Os processos de galvanização e soldagem na indústria

A chamada indústria metalomecânica, ou simplesmente metalúrgica, como é popularmente conhecida, faz uso de diversos tipos de solda industrial em sua produção, com o principal objetivo de unir materiais em estruturas, por meio da fundição das peças em metal.

A união desses materiais, isto é, a soldagem, só é possível graças à adição de outros metais em um único corpo, por meio do derretimento e acréscimo de materiais de enchimento.

Dessa forma, é possível alcançar um ponto de fusão adequado, que permite integrar as peças em uma só.

Atualmente, existem vários tipos de solda e processos de soldagem na indústria. Eles são aplicados em função dos metais de enchimento utilizados e que são alimentados na soldagem.

Além disso, o desenvolvimento tecnológico permitiu o aprimoramento das técnicas de soldagem, fazendo com que os processos sejam mais adequadas para cada tipo de junção dos metais, bem como para a conformação de chapas metálicas, conforme a finalidade de montagem e a aplicação do produto final.

Entre os tipos mais comuns de solda, destacam-se:

  • A soldagem a arco manual;
  • A soldagem MIG;
  • A soldagem TIG;
  • A soldagem em arco com arame tubular;
  • A soldagem oxigás;
  • A soldagem com eletrodo revestido.

Esses processos diferenciam-se pela fonte de energia utilizada na solda, que provém do arco elétrico.

Com exceção do eletrodo revestido, que utiliza os conceitos de polaridade positiva e negativa para a junção de materiais. Esse tipo de soldagem é recomendada para aços, principalmente.

A soldagem oxigás é outra exceção, com funcionamento por gás.

As principais características dos processos de solda

Para soldar um material, normalmente utiliza-se uma maquina de solda. O equipamento trabalha sob alimentação com algum tipo de fonte elétrica (em corrente contínua ou alternada), com sistemas de processamento de energia.

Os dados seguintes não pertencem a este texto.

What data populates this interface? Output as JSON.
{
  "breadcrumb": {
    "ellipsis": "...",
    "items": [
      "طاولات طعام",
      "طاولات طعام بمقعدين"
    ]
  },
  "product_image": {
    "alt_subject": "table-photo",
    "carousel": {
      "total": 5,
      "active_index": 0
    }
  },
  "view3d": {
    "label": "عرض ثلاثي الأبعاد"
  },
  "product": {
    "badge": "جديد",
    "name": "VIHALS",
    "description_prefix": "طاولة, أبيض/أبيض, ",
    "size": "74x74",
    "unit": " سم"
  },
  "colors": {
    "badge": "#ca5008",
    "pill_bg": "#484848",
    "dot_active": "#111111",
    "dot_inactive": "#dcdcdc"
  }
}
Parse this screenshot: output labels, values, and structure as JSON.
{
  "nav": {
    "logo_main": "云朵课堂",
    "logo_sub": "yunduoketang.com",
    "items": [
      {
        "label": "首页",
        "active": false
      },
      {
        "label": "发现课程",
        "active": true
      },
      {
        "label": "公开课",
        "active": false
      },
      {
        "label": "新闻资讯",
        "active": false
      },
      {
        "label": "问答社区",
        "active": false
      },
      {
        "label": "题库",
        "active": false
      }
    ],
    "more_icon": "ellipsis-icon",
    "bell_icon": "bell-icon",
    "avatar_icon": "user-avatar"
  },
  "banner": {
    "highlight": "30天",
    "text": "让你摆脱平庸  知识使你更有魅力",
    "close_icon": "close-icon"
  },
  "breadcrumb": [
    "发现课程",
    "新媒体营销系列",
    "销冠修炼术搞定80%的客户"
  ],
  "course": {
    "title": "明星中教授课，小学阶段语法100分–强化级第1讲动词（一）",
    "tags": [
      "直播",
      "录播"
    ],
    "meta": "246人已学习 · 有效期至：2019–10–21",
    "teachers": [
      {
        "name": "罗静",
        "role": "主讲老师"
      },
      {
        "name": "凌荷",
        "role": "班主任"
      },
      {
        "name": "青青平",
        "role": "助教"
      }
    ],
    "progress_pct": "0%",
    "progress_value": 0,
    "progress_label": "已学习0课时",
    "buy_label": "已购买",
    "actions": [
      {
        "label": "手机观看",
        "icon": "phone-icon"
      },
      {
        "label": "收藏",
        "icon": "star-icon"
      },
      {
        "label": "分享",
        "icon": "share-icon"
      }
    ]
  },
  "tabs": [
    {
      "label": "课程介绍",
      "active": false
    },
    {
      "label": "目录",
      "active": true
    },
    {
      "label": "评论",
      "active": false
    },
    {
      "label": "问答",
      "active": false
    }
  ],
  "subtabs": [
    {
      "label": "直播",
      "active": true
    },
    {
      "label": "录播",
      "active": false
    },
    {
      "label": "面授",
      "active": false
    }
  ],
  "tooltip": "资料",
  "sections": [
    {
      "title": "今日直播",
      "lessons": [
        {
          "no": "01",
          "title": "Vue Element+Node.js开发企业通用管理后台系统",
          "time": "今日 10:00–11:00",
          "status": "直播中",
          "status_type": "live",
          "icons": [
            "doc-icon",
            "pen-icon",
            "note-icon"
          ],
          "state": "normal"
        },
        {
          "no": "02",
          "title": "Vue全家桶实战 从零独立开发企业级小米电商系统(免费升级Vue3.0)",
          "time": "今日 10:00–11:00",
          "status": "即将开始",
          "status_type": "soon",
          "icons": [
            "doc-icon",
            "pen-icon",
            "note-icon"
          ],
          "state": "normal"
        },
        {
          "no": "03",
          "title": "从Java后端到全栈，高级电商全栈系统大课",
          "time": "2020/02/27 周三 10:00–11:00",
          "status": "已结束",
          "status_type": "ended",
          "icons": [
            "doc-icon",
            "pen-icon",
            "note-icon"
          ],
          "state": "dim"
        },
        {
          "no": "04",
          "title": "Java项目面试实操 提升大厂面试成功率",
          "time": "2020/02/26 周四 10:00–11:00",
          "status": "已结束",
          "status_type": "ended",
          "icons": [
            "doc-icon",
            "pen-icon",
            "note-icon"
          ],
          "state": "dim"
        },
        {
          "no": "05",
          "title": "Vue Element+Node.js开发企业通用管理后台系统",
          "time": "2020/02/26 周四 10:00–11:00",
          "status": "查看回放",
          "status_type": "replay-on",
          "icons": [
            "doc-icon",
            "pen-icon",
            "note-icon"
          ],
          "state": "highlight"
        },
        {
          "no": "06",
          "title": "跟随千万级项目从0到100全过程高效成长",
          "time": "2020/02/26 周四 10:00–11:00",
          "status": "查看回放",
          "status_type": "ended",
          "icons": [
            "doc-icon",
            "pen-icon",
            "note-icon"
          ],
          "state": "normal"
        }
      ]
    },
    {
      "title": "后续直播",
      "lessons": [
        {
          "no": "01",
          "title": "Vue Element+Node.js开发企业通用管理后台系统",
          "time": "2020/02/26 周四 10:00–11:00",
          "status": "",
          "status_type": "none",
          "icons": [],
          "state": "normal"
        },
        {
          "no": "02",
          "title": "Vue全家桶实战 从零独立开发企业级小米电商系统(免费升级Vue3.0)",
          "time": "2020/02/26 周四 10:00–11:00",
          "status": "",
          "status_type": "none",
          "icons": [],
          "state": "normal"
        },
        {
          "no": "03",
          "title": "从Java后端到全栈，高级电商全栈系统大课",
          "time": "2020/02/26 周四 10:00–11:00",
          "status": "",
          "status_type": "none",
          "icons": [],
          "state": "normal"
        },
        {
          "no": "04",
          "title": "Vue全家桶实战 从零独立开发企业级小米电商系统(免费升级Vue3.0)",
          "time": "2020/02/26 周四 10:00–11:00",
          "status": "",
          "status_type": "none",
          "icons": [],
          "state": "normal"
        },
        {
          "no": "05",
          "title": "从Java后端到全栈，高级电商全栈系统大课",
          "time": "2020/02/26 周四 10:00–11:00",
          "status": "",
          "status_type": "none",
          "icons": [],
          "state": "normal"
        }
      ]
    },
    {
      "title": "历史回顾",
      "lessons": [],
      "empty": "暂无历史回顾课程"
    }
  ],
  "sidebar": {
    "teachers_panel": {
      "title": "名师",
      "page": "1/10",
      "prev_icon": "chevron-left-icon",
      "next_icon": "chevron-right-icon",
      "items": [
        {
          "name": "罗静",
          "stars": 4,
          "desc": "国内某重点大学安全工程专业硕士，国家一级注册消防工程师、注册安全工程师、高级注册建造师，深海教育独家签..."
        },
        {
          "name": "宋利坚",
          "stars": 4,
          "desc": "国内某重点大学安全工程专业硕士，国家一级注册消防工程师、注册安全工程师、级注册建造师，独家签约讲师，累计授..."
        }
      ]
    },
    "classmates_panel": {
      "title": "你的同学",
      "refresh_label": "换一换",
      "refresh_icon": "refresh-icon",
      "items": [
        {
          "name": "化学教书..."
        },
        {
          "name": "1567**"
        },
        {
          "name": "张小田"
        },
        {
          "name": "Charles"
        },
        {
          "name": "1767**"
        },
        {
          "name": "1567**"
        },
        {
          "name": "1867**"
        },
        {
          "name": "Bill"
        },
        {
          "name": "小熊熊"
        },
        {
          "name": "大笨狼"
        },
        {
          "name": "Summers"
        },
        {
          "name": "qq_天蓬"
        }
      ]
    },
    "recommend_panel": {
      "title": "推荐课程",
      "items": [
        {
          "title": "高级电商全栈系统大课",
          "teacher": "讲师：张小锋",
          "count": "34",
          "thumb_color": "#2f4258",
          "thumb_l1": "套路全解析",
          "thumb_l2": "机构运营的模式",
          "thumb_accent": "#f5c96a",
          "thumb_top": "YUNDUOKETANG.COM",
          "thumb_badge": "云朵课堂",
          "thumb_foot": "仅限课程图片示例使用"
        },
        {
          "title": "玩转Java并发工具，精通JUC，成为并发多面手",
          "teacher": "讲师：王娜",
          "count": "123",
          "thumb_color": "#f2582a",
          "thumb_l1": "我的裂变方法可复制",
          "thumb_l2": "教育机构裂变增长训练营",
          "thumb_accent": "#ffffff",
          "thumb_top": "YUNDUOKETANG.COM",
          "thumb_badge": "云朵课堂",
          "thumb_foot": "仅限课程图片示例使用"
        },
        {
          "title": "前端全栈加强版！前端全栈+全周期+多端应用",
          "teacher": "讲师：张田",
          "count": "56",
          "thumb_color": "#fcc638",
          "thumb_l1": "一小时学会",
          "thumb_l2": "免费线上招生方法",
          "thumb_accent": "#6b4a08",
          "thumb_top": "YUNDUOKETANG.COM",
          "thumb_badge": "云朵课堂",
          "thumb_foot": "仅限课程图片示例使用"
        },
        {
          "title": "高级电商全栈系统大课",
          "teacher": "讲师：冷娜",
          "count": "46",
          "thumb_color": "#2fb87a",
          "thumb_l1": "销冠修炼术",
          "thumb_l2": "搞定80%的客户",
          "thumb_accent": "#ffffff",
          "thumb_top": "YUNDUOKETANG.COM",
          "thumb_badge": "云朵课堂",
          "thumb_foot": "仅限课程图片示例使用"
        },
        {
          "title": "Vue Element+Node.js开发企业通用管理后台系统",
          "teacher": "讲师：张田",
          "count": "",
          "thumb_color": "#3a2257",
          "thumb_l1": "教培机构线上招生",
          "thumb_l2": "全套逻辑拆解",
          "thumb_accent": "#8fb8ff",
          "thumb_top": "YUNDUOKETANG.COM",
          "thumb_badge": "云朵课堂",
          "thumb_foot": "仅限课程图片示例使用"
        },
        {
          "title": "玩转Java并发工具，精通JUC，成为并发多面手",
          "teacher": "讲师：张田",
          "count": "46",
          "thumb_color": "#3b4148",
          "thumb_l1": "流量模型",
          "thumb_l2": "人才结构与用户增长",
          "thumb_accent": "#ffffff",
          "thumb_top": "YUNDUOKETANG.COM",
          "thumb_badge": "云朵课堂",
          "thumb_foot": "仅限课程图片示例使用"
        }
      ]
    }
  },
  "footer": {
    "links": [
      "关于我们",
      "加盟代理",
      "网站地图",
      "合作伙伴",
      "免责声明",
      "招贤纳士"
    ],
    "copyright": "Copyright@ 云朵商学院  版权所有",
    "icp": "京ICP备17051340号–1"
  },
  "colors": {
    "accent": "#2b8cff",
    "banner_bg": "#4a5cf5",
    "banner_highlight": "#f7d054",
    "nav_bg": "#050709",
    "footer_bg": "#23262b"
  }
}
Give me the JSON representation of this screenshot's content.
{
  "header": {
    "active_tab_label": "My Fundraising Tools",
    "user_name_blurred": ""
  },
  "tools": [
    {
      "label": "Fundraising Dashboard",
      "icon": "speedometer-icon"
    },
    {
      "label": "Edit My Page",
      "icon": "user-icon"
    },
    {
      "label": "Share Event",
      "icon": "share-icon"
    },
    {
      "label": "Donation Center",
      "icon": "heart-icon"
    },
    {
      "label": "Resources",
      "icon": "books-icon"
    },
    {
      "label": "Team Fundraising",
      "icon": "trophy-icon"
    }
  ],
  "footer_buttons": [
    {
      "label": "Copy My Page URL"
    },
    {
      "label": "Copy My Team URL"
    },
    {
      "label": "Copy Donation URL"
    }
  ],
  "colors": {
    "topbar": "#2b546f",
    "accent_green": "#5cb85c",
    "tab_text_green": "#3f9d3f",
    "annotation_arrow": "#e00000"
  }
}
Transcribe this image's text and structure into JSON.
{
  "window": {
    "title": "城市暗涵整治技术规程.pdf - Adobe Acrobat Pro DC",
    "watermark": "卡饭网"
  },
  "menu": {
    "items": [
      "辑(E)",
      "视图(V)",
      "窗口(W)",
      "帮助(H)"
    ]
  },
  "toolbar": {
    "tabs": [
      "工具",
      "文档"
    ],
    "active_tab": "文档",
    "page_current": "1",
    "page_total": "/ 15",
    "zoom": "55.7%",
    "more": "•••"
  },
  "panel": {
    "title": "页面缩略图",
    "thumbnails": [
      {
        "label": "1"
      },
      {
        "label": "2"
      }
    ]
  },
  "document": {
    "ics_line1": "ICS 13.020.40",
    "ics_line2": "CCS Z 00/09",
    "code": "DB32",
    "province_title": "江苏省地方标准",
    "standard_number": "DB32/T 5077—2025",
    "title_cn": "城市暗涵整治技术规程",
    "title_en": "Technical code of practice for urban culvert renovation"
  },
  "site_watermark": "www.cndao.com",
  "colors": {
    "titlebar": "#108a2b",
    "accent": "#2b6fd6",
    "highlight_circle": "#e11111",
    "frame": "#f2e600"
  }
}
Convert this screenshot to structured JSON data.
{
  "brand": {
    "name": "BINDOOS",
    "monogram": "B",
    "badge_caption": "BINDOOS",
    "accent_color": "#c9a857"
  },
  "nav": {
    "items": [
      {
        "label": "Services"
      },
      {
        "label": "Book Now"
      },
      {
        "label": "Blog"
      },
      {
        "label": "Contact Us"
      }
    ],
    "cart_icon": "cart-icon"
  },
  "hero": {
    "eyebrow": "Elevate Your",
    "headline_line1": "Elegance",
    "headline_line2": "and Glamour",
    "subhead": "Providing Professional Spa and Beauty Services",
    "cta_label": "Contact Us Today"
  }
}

Essa energia é responsável por acionar o arco elétrico, que é o principal componente para a soldagem.

No entanto, é preciso transformar a energia da fonte, antes de distribuí-la para o arco elétrico.

Por esse motivo, a máquina de solda conta com uma peça conhecida como inversora de solda, que faz a transformação da corrente. A inversora também é chamada de transformadora.

Quando o arco elétrico entra em contato com o material a ser fundido, ele emite o calor necessário para derreter o metal e, assim, realizar a junção com outra peça.

Mesmo em máquinas de solda não elétricas, o processo de soldagem é basicamente o mesmo, diferenciado somente a fonte de alimentação.

Processo de galvanização de peças metálicas

Além da soldagem, outro processo muito comum na indústria é a galvanização.

Basicamente, a técnica consiste em aplicar um revestimento metálico, a fim de proteger um componente, peça ou objeto contra a corrosão.

Fora isso, também é possível melhorar a aparência do item, como é o caso da galvanização em banho de ouro em bijuterias preço.

Nesse processo, aplicam-se sais de ouros em peças metálicas, normalmente, de aço inox.

Mais do que proteção e a estética, o banho de ouro também agrega valor ao objeto. Por esse motivo, o tratamento é muito aplicado em bijuterias, objetos decorativos, peças de colecionador, entre outros.

Ainda pode ser uma alternativa para a restauração de peças e objetos deteriorados pela ação do tempo. O banho de ouro é muito fácil de aplicar, devido à ótima aderência dos sais de ouro.

A galvanização dos metais pode ocorrer por dois métodos: por imersão ou por processo eletrolítico. O primeiro consiste em imergir o material a ser tratado dentro de revestimento derretido.

Na imersão, o controle da espessura do revestimento se dá pela velocidade com que a peça passa pelo banho metálico. Apesar de a imersão ser um método eficiente, o processo eletrolítico oferece uma cobertura mais homogênea e lisa.

Além do banho de ouro, é possível encontrar conexões galvanizadas, peças, componentes e objetos galvanizados com outros materiais, como o cromo, zinco, níquel, estanho, magnésio e prata.

Dependendo do material usado, a peça adquire diferentes características como resistência, dureza, aparência e valor agregado.

Nos materiais ferrosos, a preferência é pela galvanização com zinco, para maior resistência contra a corrosão. O zinco oxida mais rápido que o ferro, assim, se houver alguma trinca ou rachadura no material, o zinco sofrerá corrosão primeiro, sem prejudicar o material em ferro que está abaixo da galvanização.